Can you stage the internet? I’m just back from the sweetest, saddest performance I’ve seen in ages – and also the first that, in barely more than an hour, tells the story of the web’s utopia turning to dystopia.
Chris Goode is an utterly beguiling theatre maker, and The Hippo World Guest Book opened Lean Upstream, a festival devoted to his boundary-blurring work. Goode’s erudite, funny website burrows into ideas or sets them juggling. He is also the only person to have performed a play in my home. We Must Perform a Quirkafleeg was a deceptively rambling tour round geekboy obsession, full of facts and whimsy, but building towards pure wonder. At the close, he simply left the building, after having traced his outline in salt on the floor.
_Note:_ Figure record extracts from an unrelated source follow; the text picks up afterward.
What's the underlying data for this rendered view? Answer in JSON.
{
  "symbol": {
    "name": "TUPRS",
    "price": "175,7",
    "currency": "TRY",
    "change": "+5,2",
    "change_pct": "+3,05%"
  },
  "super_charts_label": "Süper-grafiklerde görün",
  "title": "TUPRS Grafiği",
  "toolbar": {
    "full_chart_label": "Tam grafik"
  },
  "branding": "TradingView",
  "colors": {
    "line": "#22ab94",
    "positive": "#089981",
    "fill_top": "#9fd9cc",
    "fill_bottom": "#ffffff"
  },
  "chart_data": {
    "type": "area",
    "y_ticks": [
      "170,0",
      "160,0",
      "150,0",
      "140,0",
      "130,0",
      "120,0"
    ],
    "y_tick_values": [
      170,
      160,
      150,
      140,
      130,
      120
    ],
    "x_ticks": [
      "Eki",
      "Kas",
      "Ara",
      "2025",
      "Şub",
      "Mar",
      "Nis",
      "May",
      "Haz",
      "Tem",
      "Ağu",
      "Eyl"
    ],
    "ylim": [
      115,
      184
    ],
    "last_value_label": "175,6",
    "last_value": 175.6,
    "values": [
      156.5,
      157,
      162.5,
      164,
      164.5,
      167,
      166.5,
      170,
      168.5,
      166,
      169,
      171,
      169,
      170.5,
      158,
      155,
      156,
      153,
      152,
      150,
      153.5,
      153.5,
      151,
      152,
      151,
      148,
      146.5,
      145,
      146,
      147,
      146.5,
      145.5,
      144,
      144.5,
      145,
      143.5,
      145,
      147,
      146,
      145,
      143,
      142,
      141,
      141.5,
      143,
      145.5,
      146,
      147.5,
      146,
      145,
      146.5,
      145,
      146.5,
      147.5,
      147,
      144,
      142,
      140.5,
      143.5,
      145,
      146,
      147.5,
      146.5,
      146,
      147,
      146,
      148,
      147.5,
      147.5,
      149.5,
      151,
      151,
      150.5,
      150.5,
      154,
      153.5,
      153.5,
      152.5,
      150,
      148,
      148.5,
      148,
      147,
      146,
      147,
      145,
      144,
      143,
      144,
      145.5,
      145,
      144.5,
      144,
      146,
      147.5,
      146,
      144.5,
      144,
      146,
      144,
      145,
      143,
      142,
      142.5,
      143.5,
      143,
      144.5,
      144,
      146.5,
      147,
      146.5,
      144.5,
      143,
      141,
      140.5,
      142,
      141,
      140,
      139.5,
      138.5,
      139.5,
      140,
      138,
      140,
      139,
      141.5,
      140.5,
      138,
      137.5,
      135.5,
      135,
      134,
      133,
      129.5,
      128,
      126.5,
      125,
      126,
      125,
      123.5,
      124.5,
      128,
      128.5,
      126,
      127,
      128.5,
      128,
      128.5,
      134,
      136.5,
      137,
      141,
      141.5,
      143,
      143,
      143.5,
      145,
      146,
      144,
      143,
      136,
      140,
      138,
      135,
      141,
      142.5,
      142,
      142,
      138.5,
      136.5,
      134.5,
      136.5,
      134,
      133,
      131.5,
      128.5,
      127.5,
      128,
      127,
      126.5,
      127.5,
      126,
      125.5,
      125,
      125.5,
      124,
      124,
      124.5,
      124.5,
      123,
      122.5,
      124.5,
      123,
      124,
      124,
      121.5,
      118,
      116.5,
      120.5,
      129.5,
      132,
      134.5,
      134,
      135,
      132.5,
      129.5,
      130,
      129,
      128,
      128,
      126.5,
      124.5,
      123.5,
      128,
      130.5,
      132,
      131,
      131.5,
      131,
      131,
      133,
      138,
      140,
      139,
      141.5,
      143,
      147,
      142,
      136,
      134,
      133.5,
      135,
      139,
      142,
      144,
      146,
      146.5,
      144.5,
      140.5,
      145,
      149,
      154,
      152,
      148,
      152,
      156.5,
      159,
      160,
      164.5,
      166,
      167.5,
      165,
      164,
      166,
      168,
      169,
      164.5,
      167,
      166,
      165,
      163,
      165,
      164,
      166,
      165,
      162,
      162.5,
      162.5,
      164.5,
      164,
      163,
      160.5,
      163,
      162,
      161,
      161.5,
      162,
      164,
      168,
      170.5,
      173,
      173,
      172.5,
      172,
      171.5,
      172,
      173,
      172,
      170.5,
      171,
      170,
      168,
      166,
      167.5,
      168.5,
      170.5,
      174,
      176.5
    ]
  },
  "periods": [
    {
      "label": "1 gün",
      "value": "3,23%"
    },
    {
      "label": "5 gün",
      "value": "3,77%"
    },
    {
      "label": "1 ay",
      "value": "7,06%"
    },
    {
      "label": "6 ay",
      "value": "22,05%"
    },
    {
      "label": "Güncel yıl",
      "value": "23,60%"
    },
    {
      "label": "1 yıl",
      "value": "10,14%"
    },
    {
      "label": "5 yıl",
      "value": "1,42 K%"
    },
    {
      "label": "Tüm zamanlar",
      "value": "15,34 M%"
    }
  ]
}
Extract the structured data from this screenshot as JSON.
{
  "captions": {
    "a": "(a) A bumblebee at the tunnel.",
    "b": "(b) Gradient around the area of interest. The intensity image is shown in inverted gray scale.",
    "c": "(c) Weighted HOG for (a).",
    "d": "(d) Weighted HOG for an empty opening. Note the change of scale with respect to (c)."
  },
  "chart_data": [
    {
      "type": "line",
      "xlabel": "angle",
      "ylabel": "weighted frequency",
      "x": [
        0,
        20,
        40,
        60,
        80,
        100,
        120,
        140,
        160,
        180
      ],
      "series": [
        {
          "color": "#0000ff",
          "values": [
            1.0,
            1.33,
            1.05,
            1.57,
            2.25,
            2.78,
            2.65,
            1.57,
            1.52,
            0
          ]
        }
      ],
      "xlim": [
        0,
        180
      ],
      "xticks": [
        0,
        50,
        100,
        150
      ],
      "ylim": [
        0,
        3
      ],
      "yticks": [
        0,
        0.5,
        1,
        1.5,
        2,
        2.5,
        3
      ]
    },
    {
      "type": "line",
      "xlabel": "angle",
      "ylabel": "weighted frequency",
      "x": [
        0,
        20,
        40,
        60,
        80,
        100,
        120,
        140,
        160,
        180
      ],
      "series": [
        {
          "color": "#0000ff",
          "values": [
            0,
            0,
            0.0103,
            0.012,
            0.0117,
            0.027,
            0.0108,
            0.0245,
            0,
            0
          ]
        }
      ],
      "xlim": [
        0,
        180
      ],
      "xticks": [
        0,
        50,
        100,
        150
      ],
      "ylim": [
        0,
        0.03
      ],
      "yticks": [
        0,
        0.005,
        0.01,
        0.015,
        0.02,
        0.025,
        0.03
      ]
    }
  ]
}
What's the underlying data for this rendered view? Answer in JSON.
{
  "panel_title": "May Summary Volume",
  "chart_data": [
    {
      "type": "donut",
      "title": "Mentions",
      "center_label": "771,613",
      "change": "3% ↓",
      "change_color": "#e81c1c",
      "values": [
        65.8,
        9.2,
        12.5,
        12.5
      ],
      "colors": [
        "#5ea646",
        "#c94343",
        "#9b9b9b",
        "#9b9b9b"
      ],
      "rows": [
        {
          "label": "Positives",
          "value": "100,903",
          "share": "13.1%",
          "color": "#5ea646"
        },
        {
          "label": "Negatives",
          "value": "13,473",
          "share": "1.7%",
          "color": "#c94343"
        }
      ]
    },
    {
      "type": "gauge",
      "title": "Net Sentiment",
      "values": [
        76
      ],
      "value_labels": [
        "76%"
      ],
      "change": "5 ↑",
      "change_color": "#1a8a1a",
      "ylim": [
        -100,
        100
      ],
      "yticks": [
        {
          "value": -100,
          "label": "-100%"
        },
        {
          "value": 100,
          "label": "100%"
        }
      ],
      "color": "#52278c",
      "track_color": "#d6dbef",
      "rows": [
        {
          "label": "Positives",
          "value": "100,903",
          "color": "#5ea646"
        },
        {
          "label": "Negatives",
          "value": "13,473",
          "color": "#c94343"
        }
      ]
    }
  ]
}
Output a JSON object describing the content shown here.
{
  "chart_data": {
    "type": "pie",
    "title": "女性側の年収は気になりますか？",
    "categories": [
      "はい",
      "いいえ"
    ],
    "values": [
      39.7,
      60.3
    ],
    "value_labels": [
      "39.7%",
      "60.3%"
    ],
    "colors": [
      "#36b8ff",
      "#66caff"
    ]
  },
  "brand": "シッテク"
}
We stepped around the salty silhouette for days, as if living in a Weegee crime scene. (He did, however, refuse food, a terrible rebuke to my inner Jewish mother, even though I pursued him round the room with platters of filo pastry.)
Homestyle suits Goode’s manner – he’s a big chap, with a shy boy’s bulk and an enthusiasm that feels personal. He has, I remembered tonight at the beginning of The Hippo World Guest Book, the gentlest smile and softest voice, both wonderfully employed here to suggest the beaming hopes of early web communities. Other than a recorded introduction by Oliver Postgate, the late, solemn-toned master of British children’s television, all the words come from the edited guestbook of an American hippo-fancier’s website. Goode beautifully replicates the juddery spelling and grammar, recites the punctuation (exclamation mark) and obeys the convention that capital letters might suggest RANDOM SHOUTING. The early sections of the show are hippo-snortingly funny.
But a site designed to burble enthusiasm for all things hippoid (hippotudinous?) is soon rattled by recalcitrant schoolkids, glinting pornsters and people who really really dislike hippos – or, at least, who wish to vex those who love them. ‘Osama bin Laden’ is just one of the hippo haters. Defenders of the portly grey beast refute them, perhaps unwisely; their harried, desperately reasonable messages read like outtakes from Ban Ki-moon’s email account.
Goode approaches the scamps, trolls and cyberanonymous postures perfectly seriously – as if even the crudest, daftest, attention-baiting message represents an expression of inner need. He beams sweetly whenever someone says they love hippos (‘sooooo much’); or, with grave sincerity, he opines that hippos are less attractive than, say, Johnny Depp, or that hippos may be working with the squid to undermine humanity. Even the shouts seem wrenched from a place of distress (the net turns out to be a place where people can hear you scream) – Goode waggles his hands helplessly as the sudden volume jolts his body forwards.
All these voices slowly disappear, and the guest book becomes an unweeded garden, its visitors howling at an empty cybersky. The site grinds to a close, choked by spam – but even here, Goode excavates a nugget of hope, wistfully seizing on the filter-dodging, cliffhanger scraps of narrative embedded in autogenerated spam.
Goode prefaced the performance by saying it was the last time he’d perform the piece. But he has Postgate’s recording, and a small stuffed hippo – someone should really persuade him to revive it again. And again. I felt melancholy by the end, and slipped away before Goode’s post-performance conversation with the estimable critic Matt Trueman. Perhaps real people, chatting in a real room, would have cheered me up.